Well, that pleased me. I glanced at Susannah to learn whether she had other plans, but she was staring at the rapids and either hadn’t heard or didn’t object.
“Yes, Grace, that would be lovely,” I said. “Why don’t you finish your work. I’ll continue my walk, and we can meet again later.”
Susannah bestirred herself. “I’ll come with you a few paces, Miss Barrett.” She put down her brush and palette. “Grace, you work hard and surprise us with all you’ve done when we get back,” she instructed.
As we began to meander along the shore, Susannah said, “It surely is a beautiful day for a trip to the Falls, Miss Barrett. I understand why you came. I always come out here on days like this.” When we were safely out of Grace’s hearing, she continued. “I’m glad to have a few minutes to talk to you alone. Francesca—I mean, Miss Coatsworth, mentioned that you were worried about my beliefs….” After only a few years among us, Susannah had already learned to speak in ellipses.
“Your beliefs don’t worry me.” Consciously I took on the manner of Mr. Rumsey.

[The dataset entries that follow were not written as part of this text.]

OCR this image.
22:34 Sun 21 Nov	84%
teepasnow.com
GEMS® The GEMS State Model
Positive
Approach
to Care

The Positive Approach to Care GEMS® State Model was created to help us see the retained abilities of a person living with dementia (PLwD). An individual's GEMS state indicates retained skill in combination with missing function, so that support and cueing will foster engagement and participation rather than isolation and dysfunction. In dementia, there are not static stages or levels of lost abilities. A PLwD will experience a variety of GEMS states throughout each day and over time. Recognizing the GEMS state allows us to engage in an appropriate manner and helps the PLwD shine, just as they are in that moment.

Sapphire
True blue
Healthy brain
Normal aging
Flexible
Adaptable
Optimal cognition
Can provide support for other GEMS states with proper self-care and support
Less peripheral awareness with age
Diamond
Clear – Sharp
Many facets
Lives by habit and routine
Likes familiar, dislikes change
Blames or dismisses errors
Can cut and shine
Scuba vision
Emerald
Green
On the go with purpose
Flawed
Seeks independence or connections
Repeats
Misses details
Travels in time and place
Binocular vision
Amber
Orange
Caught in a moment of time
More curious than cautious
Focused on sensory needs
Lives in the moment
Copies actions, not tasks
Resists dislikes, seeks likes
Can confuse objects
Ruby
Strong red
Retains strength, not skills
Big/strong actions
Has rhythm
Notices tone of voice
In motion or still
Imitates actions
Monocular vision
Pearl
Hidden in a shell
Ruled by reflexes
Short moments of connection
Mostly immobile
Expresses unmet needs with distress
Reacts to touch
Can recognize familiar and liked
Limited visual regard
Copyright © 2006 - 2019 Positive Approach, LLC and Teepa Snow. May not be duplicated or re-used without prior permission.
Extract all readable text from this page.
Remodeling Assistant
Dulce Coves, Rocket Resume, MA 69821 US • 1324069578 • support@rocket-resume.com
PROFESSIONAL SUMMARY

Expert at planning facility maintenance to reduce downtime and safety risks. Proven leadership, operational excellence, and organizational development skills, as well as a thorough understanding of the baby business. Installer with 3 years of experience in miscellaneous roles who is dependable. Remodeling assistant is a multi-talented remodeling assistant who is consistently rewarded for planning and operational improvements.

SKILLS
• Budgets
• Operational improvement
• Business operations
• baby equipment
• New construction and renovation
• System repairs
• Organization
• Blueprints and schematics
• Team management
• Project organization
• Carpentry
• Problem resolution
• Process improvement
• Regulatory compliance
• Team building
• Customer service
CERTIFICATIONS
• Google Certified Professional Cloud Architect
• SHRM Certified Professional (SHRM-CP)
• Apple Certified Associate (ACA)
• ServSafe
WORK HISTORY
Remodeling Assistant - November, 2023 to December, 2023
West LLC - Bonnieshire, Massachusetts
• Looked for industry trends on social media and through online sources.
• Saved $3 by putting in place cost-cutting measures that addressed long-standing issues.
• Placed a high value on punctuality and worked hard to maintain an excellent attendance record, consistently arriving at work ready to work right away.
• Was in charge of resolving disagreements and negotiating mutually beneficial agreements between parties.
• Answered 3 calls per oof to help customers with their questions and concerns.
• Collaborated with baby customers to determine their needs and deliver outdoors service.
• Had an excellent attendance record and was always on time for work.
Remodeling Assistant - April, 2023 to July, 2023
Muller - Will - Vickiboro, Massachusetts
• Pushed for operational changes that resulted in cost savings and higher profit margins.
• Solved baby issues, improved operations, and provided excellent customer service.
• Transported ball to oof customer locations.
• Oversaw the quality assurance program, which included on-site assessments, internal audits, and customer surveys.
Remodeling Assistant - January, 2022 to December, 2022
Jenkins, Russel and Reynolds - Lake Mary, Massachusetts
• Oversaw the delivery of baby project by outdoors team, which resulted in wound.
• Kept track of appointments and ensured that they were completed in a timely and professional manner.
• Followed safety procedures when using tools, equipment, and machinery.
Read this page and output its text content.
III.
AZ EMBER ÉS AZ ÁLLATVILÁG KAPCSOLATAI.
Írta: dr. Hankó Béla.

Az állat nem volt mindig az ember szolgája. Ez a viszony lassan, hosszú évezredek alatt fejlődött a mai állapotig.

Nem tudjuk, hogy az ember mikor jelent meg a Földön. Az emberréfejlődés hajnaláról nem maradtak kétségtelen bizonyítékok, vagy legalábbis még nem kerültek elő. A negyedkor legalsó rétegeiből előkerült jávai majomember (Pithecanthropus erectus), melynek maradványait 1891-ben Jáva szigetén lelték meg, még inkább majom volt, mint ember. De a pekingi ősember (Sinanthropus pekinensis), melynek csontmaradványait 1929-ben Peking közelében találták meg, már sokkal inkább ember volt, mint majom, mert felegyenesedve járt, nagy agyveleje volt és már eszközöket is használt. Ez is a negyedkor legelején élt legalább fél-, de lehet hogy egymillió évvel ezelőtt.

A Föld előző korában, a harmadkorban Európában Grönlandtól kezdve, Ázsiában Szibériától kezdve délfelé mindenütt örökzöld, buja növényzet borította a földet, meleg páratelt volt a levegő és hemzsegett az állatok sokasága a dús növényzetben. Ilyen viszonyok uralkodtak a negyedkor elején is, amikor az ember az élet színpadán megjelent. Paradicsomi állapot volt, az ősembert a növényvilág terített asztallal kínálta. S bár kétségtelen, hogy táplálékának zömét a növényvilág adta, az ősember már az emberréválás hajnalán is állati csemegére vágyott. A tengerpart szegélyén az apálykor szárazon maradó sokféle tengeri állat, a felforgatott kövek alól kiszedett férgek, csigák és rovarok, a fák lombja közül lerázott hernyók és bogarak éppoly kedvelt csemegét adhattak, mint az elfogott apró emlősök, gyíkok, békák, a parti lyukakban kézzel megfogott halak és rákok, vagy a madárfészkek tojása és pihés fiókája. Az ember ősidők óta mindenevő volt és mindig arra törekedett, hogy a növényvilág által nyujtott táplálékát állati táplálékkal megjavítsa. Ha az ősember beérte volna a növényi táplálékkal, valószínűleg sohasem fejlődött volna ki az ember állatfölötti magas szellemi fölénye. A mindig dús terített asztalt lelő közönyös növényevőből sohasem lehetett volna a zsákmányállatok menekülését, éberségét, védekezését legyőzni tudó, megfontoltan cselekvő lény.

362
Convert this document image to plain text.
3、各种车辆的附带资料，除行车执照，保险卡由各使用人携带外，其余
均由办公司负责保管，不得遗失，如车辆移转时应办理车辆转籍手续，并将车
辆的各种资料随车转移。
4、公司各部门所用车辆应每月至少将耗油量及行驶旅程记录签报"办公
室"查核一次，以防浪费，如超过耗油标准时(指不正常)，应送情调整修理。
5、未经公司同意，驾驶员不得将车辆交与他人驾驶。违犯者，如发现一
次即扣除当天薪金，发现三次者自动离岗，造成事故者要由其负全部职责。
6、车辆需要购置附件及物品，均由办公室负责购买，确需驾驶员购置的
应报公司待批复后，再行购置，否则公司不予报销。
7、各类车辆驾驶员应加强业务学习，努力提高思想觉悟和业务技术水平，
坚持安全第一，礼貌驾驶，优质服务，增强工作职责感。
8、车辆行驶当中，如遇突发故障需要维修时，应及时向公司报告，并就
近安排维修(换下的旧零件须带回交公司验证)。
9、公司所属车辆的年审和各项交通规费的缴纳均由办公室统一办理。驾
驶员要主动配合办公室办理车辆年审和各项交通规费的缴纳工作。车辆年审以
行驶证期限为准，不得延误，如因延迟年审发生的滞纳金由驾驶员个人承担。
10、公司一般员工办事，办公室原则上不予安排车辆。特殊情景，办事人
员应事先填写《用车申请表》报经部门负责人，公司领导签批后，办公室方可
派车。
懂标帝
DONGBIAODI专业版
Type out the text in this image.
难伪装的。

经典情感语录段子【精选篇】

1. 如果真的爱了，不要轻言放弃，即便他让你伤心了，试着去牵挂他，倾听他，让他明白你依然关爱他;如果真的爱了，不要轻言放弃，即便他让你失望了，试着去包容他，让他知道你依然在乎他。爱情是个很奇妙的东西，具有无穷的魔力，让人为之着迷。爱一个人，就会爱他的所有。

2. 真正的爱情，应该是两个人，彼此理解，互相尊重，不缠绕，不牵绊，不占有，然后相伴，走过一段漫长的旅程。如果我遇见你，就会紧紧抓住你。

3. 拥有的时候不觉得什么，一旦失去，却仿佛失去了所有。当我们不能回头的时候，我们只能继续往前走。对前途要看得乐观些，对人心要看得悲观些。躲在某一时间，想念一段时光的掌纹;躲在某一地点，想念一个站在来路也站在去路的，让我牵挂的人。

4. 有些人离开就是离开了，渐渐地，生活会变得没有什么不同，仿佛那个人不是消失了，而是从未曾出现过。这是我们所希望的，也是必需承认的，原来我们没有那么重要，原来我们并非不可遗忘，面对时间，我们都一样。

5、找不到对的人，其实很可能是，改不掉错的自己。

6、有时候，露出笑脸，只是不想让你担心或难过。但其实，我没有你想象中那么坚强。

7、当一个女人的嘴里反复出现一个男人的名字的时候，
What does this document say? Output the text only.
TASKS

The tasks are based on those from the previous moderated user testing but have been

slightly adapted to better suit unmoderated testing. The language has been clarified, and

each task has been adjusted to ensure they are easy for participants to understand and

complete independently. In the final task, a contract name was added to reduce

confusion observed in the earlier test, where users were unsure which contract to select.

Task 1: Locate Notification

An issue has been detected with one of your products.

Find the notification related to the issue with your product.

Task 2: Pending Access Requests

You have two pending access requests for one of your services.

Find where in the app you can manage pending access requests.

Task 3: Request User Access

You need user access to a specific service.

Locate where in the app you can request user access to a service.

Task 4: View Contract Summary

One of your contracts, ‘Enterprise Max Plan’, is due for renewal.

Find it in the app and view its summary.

“Well, she said you thought I shouldn’t be fighting for what I believe in.”
“That’s entirely up to you.”
“But Francesca thought it might be better—I mean, she thought you might prefer, that I shouldn’t be so public.”
“The issue is entirely what you prefer. The school continues forward, with or without any particular individuals. You are the only one who can decide your own … priorities, is the best way to describe them.”
“Oh.” She thought for a moment. “Yes, I understand.”